I often wonder about the power of ideologies and opinions in our lives. More because of having been born in a country where a belief can matter more than life. We Pakistanis are rigid, uncompromising, unforgiving and fierce when it comes to a shared ideology. And I think, nothing has ever illustrated this attribute of us better than the notorious “Aurat March” organised a few days ago.
However, I found myself unusually calm this year, just seeing and listening to every detail of what was happening in the march. The protestors, the slogans, the artistic expressions, the satirical locutions that could potentially turn controversial, and then the thing that required no effort to be noticed– the reporters shoving their mikes into the faces of every other protestor without their consent, and the juicy Urdu click baits circulating everywhere in our newsfeeds thereafter.
The most glaring and interesting part, however, that attracted my attention was a reporter speaking to a group of boys. He was narrating Quranic verses from a page he held in his hand, to one of those protestors and interrogating him about the words painted on the placard. It went on for a few minutes until the reporter successfully “shut him up”. The scene instantly reminded me of all the courtroom drama movies I had ever watched at once.

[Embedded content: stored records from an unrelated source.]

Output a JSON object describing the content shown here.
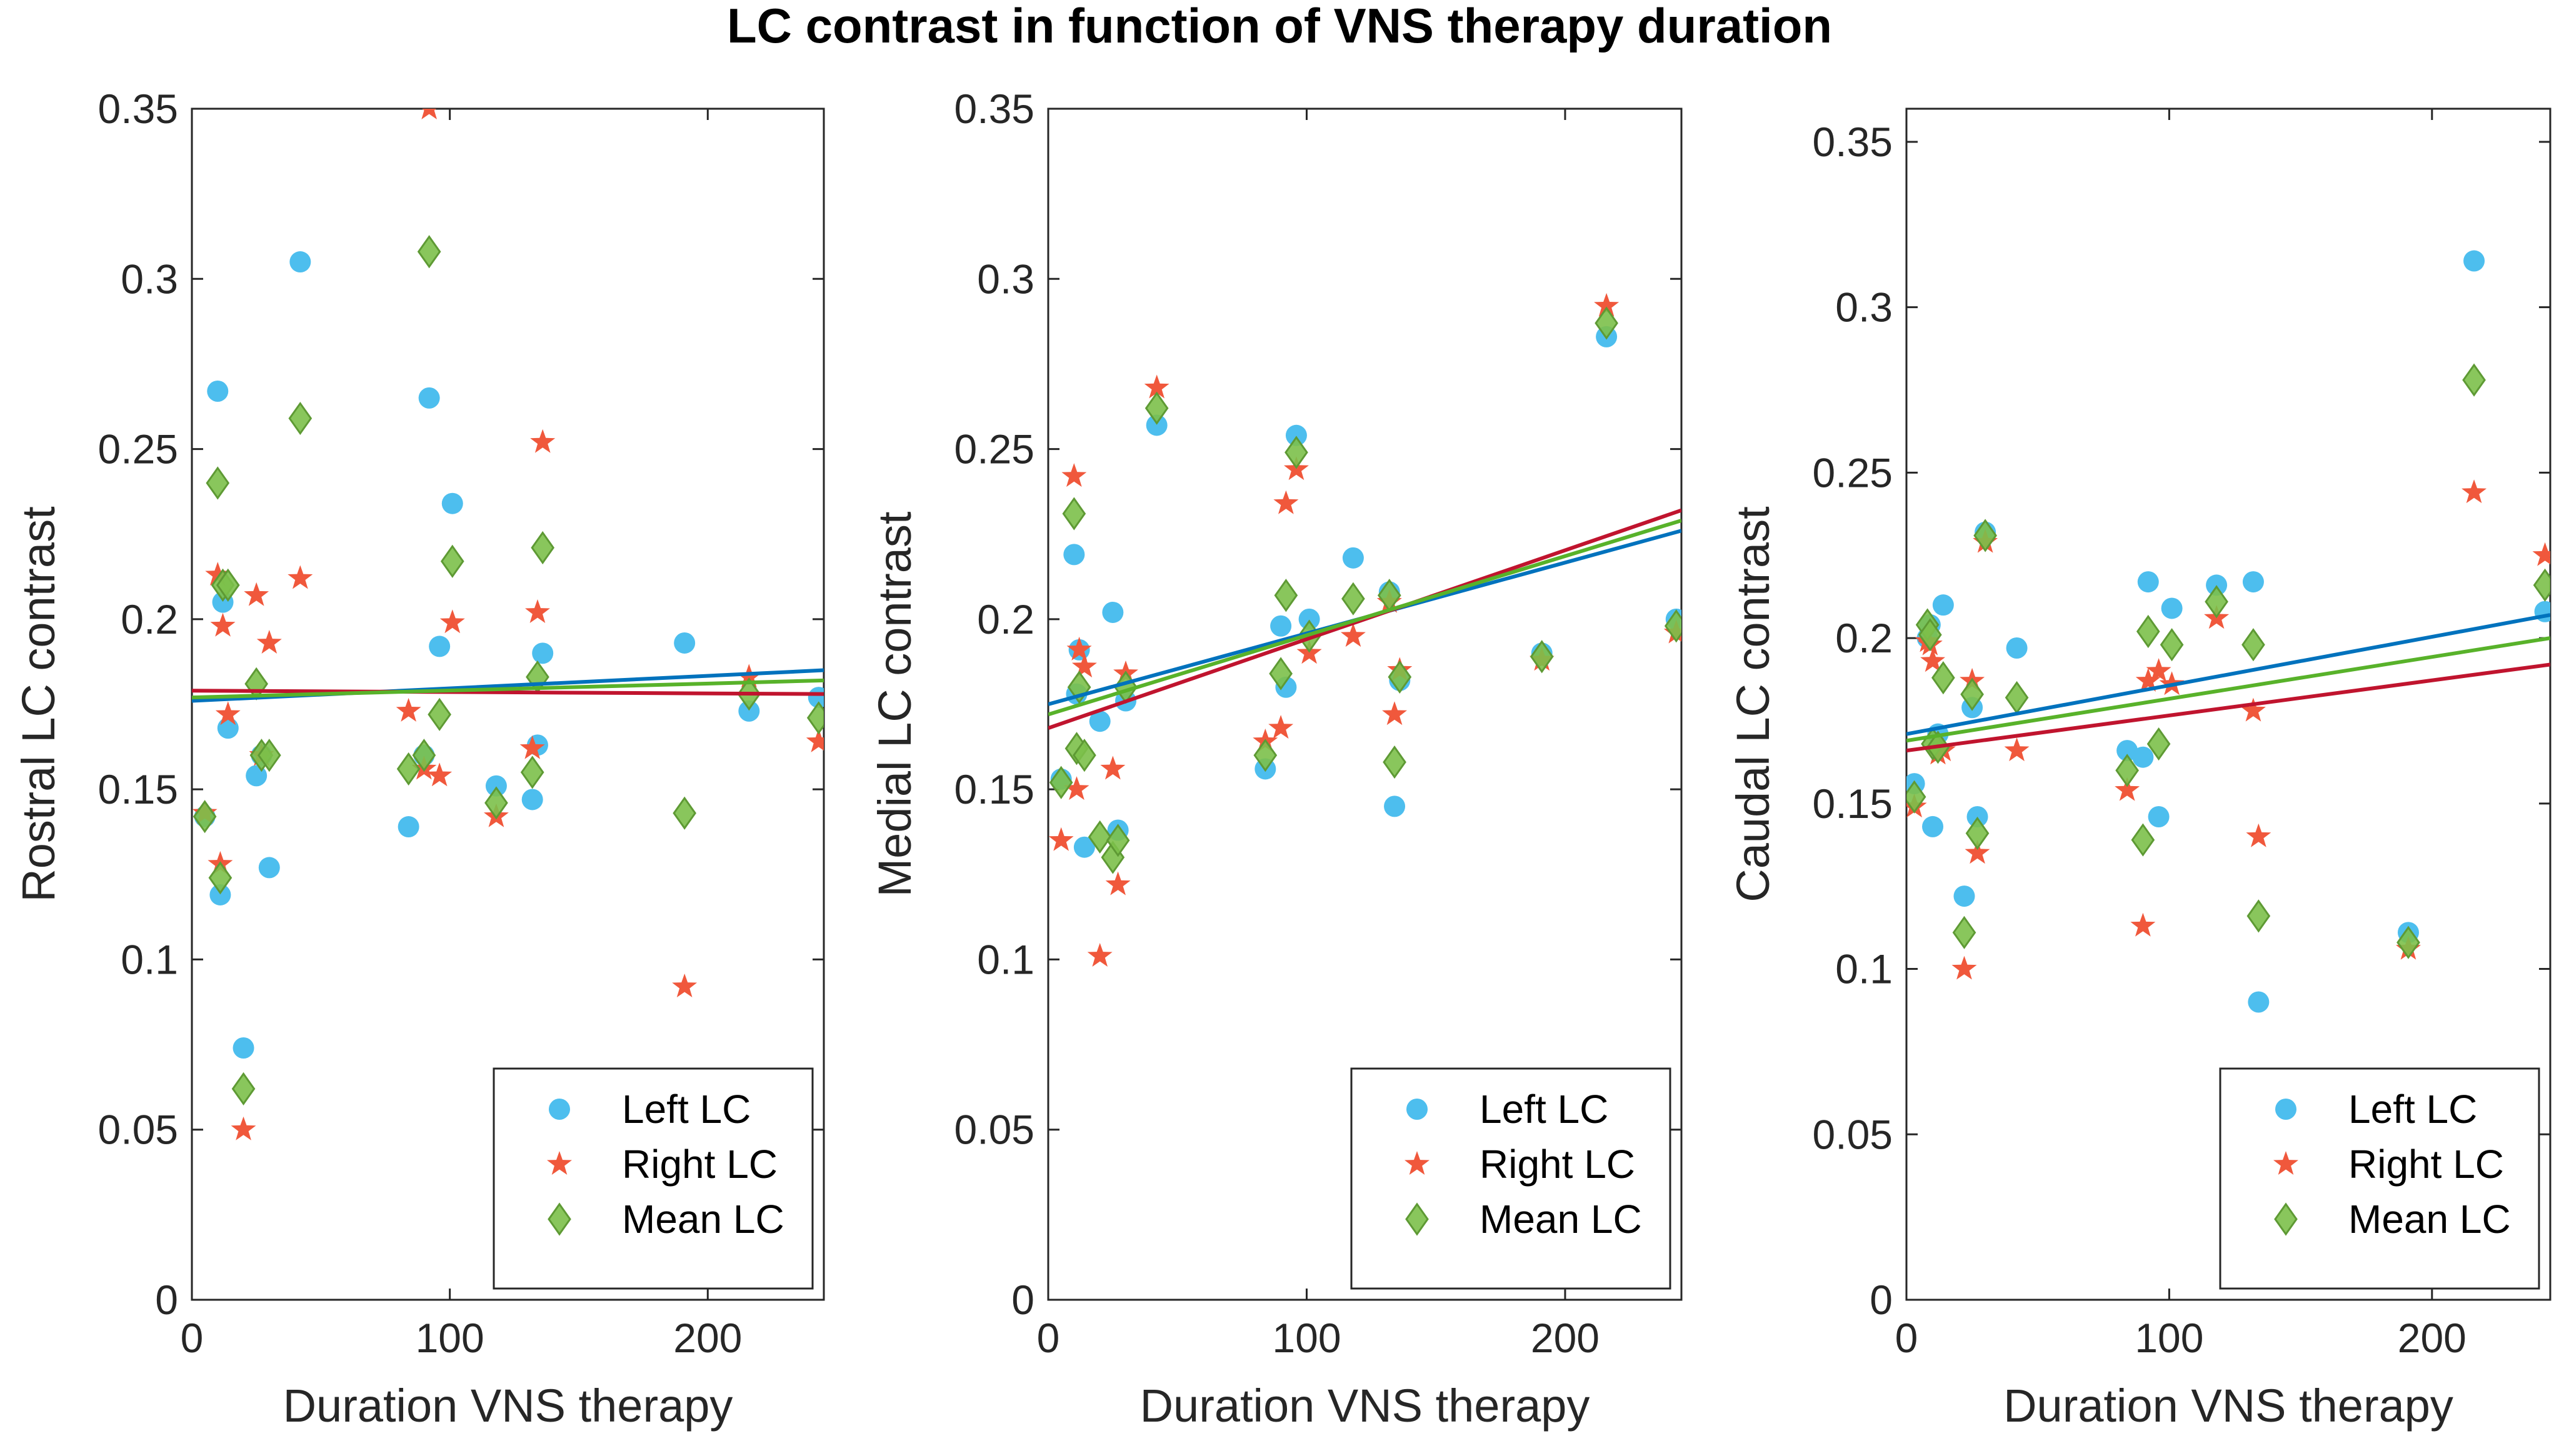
{
  "figure": {
    "title": "LC contrast in function of VNS therapy duration"
  },
  "colors": {
    "left": "#4DBEEE",
    "right": "#F0583C",
    "mean": "#7CC04A",
    "mean_edge": "#5E9A34",
    "fit_left": "#0072BD",
    "fit_right": "#C0142E",
    "fit_mean": "#58B22A"
  },
  "chart_data": [
    {
      "type": "scatter",
      "title": "",
      "xlabel": "Duration VNS therapy",
      "ylabel": "Rostral LC contrast",
      "xlim": [
        0,
        245
      ],
      "ylim": [
        0,
        0.35
      ],
      "xticks": [
        0,
        100,
        200
      ],
      "xtick_labels": [
        "0",
        "100",
        "200"
      ],
      "yticks": [
        0,
        0.05,
        0.1,
        0.15,
        0.2,
        0.25,
        0.3,
        0.35
      ],
      "ytick_labels": [
        "0",
        "0.05",
        "0.1",
        "0.15",
        "0.2",
        "0.25",
        "0.3",
        "0.35"
      ],
      "legend": {
        "position": "bottom-right",
        "entries": [
          "Left LC",
          "Right LC",
          "Mean LC"
        ]
      },
      "series": [
        {
          "name": "Left LC",
          "marker": "circle",
          "x": [
            5,
            10,
            11,
            12,
            14,
            20,
            25,
            27,
            30,
            42,
            84,
            90,
            92,
            96,
            101,
            118,
            132,
            134,
            136,
            191,
            216,
            243
          ],
          "y": [
            0.142,
            0.267,
            0.119,
            0.205,
            0.168,
            0.074,
            0.154,
            0.16,
            0.127,
            0.305,
            0.139,
            0.16,
            0.265,
            0.192,
            0.234,
            0.151,
            0.147,
            0.163,
            0.19,
            0.193,
            0.173,
            0.177
          ]
        },
        {
          "name": "Right LC",
          "marker": "star",
          "x": [
            5,
            10,
            11,
            12,
            14,
            20,
            25,
            27,
            30,
            42,
            84,
            90,
            92,
            96,
            101,
            118,
            132,
            134,
            136,
            191,
            216,
            243
          ],
          "y": [
            0.143,
            0.213,
            0.128,
            0.198,
            0.172,
            0.05,
            0.207,
            0.16,
            0.193,
            0.212,
            0.173,
            0.156,
            0.35,
            0.154,
            0.199,
            0.142,
            0.162,
            0.202,
            0.252,
            0.092,
            0.183,
            0.164
          ]
        },
        {
          "name": "Mean LC",
          "marker": "diamond",
          "x": [
            5,
            10,
            11,
            12,
            14,
            20,
            25,
            27,
            30,
            42,
            84,
            90,
            92,
            96,
            101,
            118,
            132,
            134,
            136,
            191,
            216,
            243
          ],
          "y": [
            0.142,
            0.24,
            0.124,
            0.21,
            0.21,
            0.062,
            0.181,
            0.16,
            0.16,
            0.259,
            0.156,
            0.16,
            0.308,
            0.172,
            0.217,
            0.146,
            0.155,
            0.183,
            0.221,
            0.143,
            0.178,
            0.171
          ]
        }
      ],
      "fits": [
        {
          "name": "Left LC",
          "x": [
            0,
            245
          ],
          "y": [
            0.176,
            0.185
          ]
        },
        {
          "name": "Right LC",
          "x": [
            0,
            245
          ],
          "y": [
            0.179,
            0.178
          ]
        },
        {
          "name": "Mean LC",
          "x": [
            0,
            245
          ],
          "y": [
            0.177,
            0.182
          ]
        }
      ]
    },
    {
      "type": "scatter",
      "title": "",
      "xlabel": "Duration VNS therapy",
      "ylabel": "Medial LC contrast",
      "xlim": [
        0,
        245
      ],
      "ylim": [
        0,
        0.35
      ],
      "xticks": [
        0,
        100,
        200
      ],
      "xtick_labels": [
        "0",
        "100",
        "200"
      ],
      "yticks": [
        0,
        0.05,
        0.1,
        0.15,
        0.2,
        0.25,
        0.3,
        0.35
      ],
      "ytick_labels": [
        "0",
        "0.05",
        "0.1",
        "0.15",
        "0.2",
        "0.25",
        "0.3",
        "0.35"
      ],
      "legend": {
        "position": "bottom-right",
        "entries": [
          "Left LC",
          "Right LC",
          "Mean LC"
        ]
      },
      "series": [
        {
          "name": "Left LC",
          "marker": "circle",
          "x": [
            5,
            10,
            11,
            12,
            14,
            20,
            25,
            27,
            30,
            42,
            84,
            90,
            92,
            96,
            101,
            118,
            132,
            134,
            136,
            191,
            216,
            243
          ],
          "y": [
            0.153,
            0.219,
            0.178,
            0.191,
            0.133,
            0.17,
            0.202,
            0.138,
            0.176,
            0.257,
            0.156,
            0.198,
            0.18,
            0.254,
            0.2,
            0.218,
            0.208,
            0.145,
            0.182,
            0.19,
            0.283,
            0.2
          ]
        },
        {
          "name": "Right LC",
          "marker": "star",
          "x": [
            5,
            10,
            11,
            12,
            14,
            20,
            25,
            27,
            30,
            42,
            84,
            90,
            92,
            96,
            101,
            118,
            132,
            134,
            136,
            191,
            216,
            243
          ],
          "y": [
            0.135,
            0.242,
            0.15,
            0.191,
            0.186,
            0.101,
            0.156,
            0.122,
            0.184,
            0.268,
            0.164,
            0.168,
            0.234,
            0.244,
            0.19,
            0.195,
            0.205,
            0.172,
            0.185,
            0.188,
            0.292,
            0.196
          ]
        },
        {
          "name": "Mean LC",
          "marker": "diamond",
          "x": [
            5,
            10,
            11,
            12,
            14,
            20,
            25,
            27,
            30,
            42,
            84,
            90,
            92,
            96,
            101,
            118,
            132,
            134,
            136,
            191,
            216,
            243
          ],
          "y": [
            0.152,
            0.231,
            0.162,
            0.18,
            0.16,
            0.136,
            0.13,
            0.135,
            0.18,
            0.262,
            0.16,
            0.184,
            0.207,
            0.249,
            0.195,
            0.206,
            0.207,
            0.158,
            0.183,
            0.189,
            0.287,
            0.198
          ]
        }
      ],
      "fits": [
        {
          "name": "Left LC",
          "x": [
            0,
            245
          ],
          "y": [
            0.175,
            0.226
          ]
        },
        {
          "name": "Right LC",
          "x": [
            0,
            245
          ],
          "y": [
            0.168,
            0.232
          ]
        },
        {
          "name": "Mean LC",
          "x": [
            0,
            245
          ],
          "y": [
            0.172,
            0.229
          ]
        }
      ]
    },
    {
      "type": "scatter",
      "title": "",
      "xlabel": "Duration VNS therapy",
      "ylabel": "Caudal LC contrast",
      "xlim": [
        0,
        245
      ],
      "ylim": [
        0,
        0.36
      ],
      "xticks": [
        0,
        100,
        200
      ],
      "xtick_labels": [
        "0",
        "100",
        "200"
      ],
      "yticks": [
        0,
        0.05,
        0.1,
        0.15,
        0.2,
        0.25,
        0.3,
        0.35
      ],
      "ytick_labels": [
        "0",
        "0.05",
        "0.1",
        "0.15",
        "0.2",
        "0.25",
        "0.3",
        "0.35"
      ],
      "legend": {
        "position": "bottom-right",
        "entries": [
          "Left LC",
          "Right LC",
          "Mean LC"
        ]
      },
      "series": [
        {
          "name": "Left LC",
          "marker": "circle",
          "x": [
            3,
            8,
            9,
            10,
            12,
            14,
            22,
            25,
            27,
            30,
            42,
            84,
            90,
            92,
            96,
            101,
            118,
            132,
            134,
            191,
            216,
            243
          ],
          "y": [
            0.156,
            0.2,
            0.204,
            0.143,
            0.171,
            0.21,
            0.122,
            0.179,
            0.146,
            0.232,
            0.197,
            0.166,
            0.164,
            0.217,
            0.146,
            0.209,
            0.216,
            0.217,
            0.09,
            0.111,
            0.314,
            0.208
          ]
        },
        {
          "name": "Right LC",
          "marker": "star",
          "x": [
            3,
            8,
            9,
            10,
            12,
            14,
            22,
            25,
            27,
            30,
            42,
            84,
            90,
            92,
            96,
            101,
            118,
            132,
            134,
            191,
            216,
            243
          ],
          "y": [
            0.149,
            0.199,
            0.198,
            0.193,
            0.165,
            0.166,
            0.1,
            0.187,
            0.135,
            0.229,
            0.166,
            0.154,
            0.113,
            0.187,
            0.19,
            0.186,
            0.206,
            0.178,
            0.14,
            0.106,
            0.244,
            0.225
          ]
        },
        {
          "name": "Mean LC",
          "marker": "diamond",
          "x": [
            3,
            8,
            9,
            10,
            12,
            14,
            22,
            25,
            27,
            30,
            42,
            84,
            90,
            92,
            96,
            101,
            118,
            132,
            134,
            191,
            216,
            243
          ],
          "y": [
            0.152,
            0.204,
            0.201,
            0.168,
            0.167,
            0.188,
            0.111,
            0.183,
            0.141,
            0.231,
            0.182,
            0.16,
            0.139,
            0.202,
            0.168,
            0.198,
            0.211,
            0.198,
            0.116,
            0.108,
            0.278,
            0.216
          ]
        }
      ],
      "fits": [
        {
          "name": "Left LC",
          "x": [
            0,
            245
          ],
          "y": [
            0.171,
            0.207
          ]
        },
        {
          "name": "Right LC",
          "x": [
            0,
            245
          ],
          "y": [
            0.166,
            0.192
          ]
        },
        {
          "name": "Mean LC",
          "x": [
            0,
            245
          ],
          "y": [
            0.169,
            0.2
          ]
        }
      ]
    }
  ]
}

Drama apart, something was troubling about that segment. At that moment I couldn’t decide what exactly was disturbing about the situation; a protestor being harassed instead of being asked about his concerns, a reporter completely negating the point of his actual job (the literal reporting), or the impunity he enjoyed while practising that stunt. That moment compelled me to think over the degree of freedom that only a particular group of media enjoys in this country.
Never had I imagined that I would be questioning the validity of freedom of speech. But then, never had anything wrecked the social structure of this state before, on ideological grounds, as Pakistani media did in recent years. Something profound is happening in there. A clear rift can be seen in the body of electronic media, dividing it into an ultra-conservative right and the so called ‘liberal’ left. The left has its pitfalls in terms of finance because the fan base is too narrow to support an apparently deviant ideology, and there is almost always some resistance from the state.
The right has, however, capitalised on the conservative narrative of the majority like the devil, negating all the rules of conduct and dictates of conscience. Not only is it guilty of earning dirty money by blurring the truth but also twisting the facts to create the frenzy required to sustain the numbers. The occurrences of “Aurat March” brought forward the proof of this fact too, in the form of Twitter top trend “#apologisetoAuratMarch” which came on top as a result of blatant propagation of false news of blasphemy from a doctored video, which could have risked reputations of many at the best and their lives at the worst.
The utter indifference of this group of media towards the consequences of their action to me was at first upsetting, but frankly, not at all surprising. I know for a fact that right wing media has been capitalising on controversial issues and problematic narratives since forever. It will tell people what they want to hear. It will poke into everything from the private lives of celebs to the confidential political affairs of anyone it doesn’t like, to craft “the news”. It will lie, counterfeit, manipulate and propagandise everything to exploit the popular support on which it thrives.
Freedom like this can be dangerous. When the obscurity of a concept as perplexing as “freedom” begins to manoeuvre the boundaries of right and wrong, that is an alarm. One question that all of us have pondered upon at some point is that who will keep a check on media when the media is busy keeping a check on everything and everyone? Is there any boundary of freedom when freedom is only for the “right”? Well, in Pakistan, absolutely not!
In Pakistan, there is an intense form of anarchy seen in the media. From any form of fact check or critique on status quo by the left being turned down, discredited or even laughed at because that must be “Indian Funded”– to any form of propaganda unquestionably thought to be the ultimate truth, the chaos of Pakistani media is one of its kind.
I think the question of the hour should not be ‘who is who and what is what’ because that needs no further attestation. It is the time to shift the focus from ‘What’ to ‘Why’ and the time for some legal authorities to inquire the actual subjects about their wrongdoings, rather than us common people doing it on a page, for it to be only buried until something more exciting comes in “the news”.